The brainchild of former Springbok captain Francois Pienaar, the competition borrows many ideas from the hugely successful college football format in the USA. Eight sides compete every Monday night from 18 February with the final staged on 7 April. While the rugby will ultimately remain the same, a few innovations will be made to heighten the spectacle for the crowd as seen in the hugely Twenty20 cricket format.
“There will be competitions, cheerleaders and lots of prizes to be won,” Pienaar told keo.co.za. “We call it “Rugby that Rocks”. The fact that these matches will be televised should attract great interest, and we are also discussing a few other proposals with Saru.”
The coach will have the opportunity to call one time-out per half, another innovation borrowed from American football. The coach could then come onto the field and discuss the situation with his team. Another proposal is the use of rolling subs to ensure the tempo of the game is kept lively.
Transformation is also a priority and this is why every team has agreed to include five players of colour in their match 22, with three on the park at any given time.
The teams competing this year are the top eight universities selected by the South African Students Sports Union (SASSU) at the 2007 SASSU tournament.
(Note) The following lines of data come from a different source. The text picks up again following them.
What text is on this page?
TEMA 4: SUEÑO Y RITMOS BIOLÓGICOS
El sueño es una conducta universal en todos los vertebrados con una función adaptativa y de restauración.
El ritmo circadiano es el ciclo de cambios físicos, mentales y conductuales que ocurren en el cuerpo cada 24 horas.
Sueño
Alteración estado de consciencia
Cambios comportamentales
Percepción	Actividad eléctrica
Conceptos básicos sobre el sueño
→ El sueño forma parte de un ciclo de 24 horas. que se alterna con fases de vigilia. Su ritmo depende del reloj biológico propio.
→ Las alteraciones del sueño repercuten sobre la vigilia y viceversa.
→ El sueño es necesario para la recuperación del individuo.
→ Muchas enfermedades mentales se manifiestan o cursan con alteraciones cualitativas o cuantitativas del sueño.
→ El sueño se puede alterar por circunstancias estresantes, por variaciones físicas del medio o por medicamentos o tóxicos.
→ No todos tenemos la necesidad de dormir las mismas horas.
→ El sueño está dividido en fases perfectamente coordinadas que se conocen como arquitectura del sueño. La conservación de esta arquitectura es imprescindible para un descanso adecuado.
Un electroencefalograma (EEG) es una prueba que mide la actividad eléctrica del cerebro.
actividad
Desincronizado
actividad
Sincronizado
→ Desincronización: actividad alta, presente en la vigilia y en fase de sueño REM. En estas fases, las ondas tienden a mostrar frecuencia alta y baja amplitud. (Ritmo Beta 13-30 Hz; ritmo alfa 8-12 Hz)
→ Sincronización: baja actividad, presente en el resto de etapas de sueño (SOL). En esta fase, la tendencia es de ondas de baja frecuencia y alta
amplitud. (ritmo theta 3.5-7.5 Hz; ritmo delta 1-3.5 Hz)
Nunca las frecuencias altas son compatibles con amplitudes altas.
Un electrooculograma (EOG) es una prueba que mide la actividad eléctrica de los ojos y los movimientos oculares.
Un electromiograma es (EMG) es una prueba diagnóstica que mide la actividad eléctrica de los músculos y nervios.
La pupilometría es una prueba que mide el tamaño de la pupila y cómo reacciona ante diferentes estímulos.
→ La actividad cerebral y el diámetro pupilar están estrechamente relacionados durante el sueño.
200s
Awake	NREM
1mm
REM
Part of the league also sees these eight teams travelling to George over Easter to play each other in what will be a bumper rugby festival.
Once the best university team in the country is crowned, there will be a promotion/relegation battle between this year’s worst placed team and a new university side selected by SASSU. The winner of this play-off will feature in the 2009 installment.
Pienaar believes this competition will be a commercial success and benefit those club players looking for more exposure.
“The Springbok coach and the provincial coaches will be able to see what these players can offer in a pressure situation. Our university rugby standards are very high and the television exposure will add to this pressure.”
Every league fixture will be preceded by a Koshuis curtain raiser. Each of the top eight universities will then select their top Koshuis side to represent their institution at the Easter festival. The Koshuis teams will then compete in a knockout competition for the national Koshuis title, which is a big first in this country.
Stellenbosch University (Maties), the North West University (Pukke), the University of Pretoria (Tuks), The University of the Free State (Shimlas), the University of Cape Town (Ikeys), the University of Johannesburg (UJ), the Tswane University for Technology (TUT) and the Nelson Mandela Metropolitan University.